Canada - Consideration for the Development of a Measure to Protect Shark Species in the North Pacific Fisheries Commission Convention Area
During monitoring, control, and surveillance operations within the convention area over the past several years, Canada and the United States of America have been deeply troubled to observe incidents of shark finning and evidence of shark harvest while observing fishing vessels registered to the North Pacific Fisheries Commission. Without a directed shark fishery within the NPFC, Canada and the United States of America are concerned with incidents of unregulated shark harvest and the high incidence of unreported catch that is identified where shark or shark parts have been discovered during vessel inspections. The continued exploitation of sharks as bycatch or through targeted fishing practices worries Canada and the United States of America, given the lack of available data on catch or sustainable harvest levels and their particular vulnerability due to low biological productivity. Globally, shark populations are showing a rapid decline while markets for shark products continue to expand.

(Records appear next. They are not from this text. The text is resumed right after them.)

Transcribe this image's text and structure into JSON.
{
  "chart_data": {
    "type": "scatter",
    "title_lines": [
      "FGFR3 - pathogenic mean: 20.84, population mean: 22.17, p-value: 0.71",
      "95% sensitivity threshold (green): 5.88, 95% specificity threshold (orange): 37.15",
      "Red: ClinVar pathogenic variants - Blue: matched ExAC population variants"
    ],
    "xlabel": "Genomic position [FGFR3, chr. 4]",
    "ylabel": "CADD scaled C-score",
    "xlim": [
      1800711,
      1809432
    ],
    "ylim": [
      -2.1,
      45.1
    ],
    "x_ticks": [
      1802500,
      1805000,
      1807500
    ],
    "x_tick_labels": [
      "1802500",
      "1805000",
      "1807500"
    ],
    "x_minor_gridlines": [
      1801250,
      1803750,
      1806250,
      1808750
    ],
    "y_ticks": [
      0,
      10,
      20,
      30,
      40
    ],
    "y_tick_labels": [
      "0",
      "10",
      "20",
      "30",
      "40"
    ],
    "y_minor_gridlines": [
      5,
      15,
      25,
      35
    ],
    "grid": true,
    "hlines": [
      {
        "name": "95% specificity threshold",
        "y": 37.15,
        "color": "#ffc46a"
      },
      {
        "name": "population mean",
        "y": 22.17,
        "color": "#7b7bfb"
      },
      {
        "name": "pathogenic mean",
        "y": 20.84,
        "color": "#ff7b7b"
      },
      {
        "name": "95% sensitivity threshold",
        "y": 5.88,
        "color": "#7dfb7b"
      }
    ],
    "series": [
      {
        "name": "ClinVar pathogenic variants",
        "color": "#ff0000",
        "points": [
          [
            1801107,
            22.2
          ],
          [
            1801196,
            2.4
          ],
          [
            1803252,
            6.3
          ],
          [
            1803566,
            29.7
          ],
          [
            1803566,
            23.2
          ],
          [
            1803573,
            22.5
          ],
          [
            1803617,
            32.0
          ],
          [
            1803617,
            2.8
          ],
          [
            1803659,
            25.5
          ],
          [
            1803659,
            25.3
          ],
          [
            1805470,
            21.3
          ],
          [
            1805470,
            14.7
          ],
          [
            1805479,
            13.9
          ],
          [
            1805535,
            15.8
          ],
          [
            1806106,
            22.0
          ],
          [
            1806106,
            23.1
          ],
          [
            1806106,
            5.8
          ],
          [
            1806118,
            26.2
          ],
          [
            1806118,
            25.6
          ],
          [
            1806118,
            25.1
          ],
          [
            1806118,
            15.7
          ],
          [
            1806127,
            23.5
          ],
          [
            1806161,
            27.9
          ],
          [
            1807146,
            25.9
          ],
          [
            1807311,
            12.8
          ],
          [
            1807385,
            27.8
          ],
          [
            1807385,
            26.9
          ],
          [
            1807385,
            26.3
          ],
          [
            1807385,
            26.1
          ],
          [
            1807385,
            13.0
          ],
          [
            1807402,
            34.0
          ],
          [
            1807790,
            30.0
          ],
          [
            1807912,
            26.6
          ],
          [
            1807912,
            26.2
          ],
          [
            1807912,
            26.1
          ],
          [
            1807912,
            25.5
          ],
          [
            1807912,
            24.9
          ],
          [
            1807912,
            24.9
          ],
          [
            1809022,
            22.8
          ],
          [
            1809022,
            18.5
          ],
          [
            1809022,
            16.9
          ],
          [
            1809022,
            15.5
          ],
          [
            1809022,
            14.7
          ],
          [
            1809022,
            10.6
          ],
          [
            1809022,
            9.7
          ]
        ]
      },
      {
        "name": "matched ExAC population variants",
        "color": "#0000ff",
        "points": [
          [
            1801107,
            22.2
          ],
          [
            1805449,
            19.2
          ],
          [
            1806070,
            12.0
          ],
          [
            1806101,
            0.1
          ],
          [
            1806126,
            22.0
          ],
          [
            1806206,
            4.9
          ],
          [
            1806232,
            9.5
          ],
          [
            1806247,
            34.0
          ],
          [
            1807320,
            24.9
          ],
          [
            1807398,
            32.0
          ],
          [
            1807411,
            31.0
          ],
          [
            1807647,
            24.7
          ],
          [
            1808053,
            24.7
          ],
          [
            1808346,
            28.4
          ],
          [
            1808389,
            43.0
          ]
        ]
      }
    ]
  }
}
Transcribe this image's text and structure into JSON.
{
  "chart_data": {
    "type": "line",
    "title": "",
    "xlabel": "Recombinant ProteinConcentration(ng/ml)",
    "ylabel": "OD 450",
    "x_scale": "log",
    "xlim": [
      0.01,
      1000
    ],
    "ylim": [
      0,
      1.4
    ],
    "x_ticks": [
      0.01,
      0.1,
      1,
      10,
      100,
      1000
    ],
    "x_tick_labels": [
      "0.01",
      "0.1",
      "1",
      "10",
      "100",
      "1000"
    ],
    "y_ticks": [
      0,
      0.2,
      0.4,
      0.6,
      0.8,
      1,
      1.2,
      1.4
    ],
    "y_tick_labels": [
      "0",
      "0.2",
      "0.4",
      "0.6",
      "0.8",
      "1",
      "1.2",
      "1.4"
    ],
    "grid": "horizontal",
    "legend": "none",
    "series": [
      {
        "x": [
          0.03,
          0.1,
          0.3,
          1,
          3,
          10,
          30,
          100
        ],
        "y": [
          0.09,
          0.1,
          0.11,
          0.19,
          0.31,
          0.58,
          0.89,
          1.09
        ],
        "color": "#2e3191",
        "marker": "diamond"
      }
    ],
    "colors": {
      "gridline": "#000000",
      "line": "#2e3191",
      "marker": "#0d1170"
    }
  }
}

As more species of shark are listed under the Convention on International Trade in Endangered Species of Wild Fauna and Flora (CITES), Canada and the United States see an urgent need for the North Pacific Fisheries Commission to adopt a measure that will promote the long-term conservation and management of shark populations.
Canada and the United States propose a simplified measure to protect shark species in the North Pacific Fisheries Commission (NPFC) Convention Area. This measure will prohibit the retention of shark or shark parts and would encourage reporting obligations for incidental encounters and releases within the NPFC Convention Area.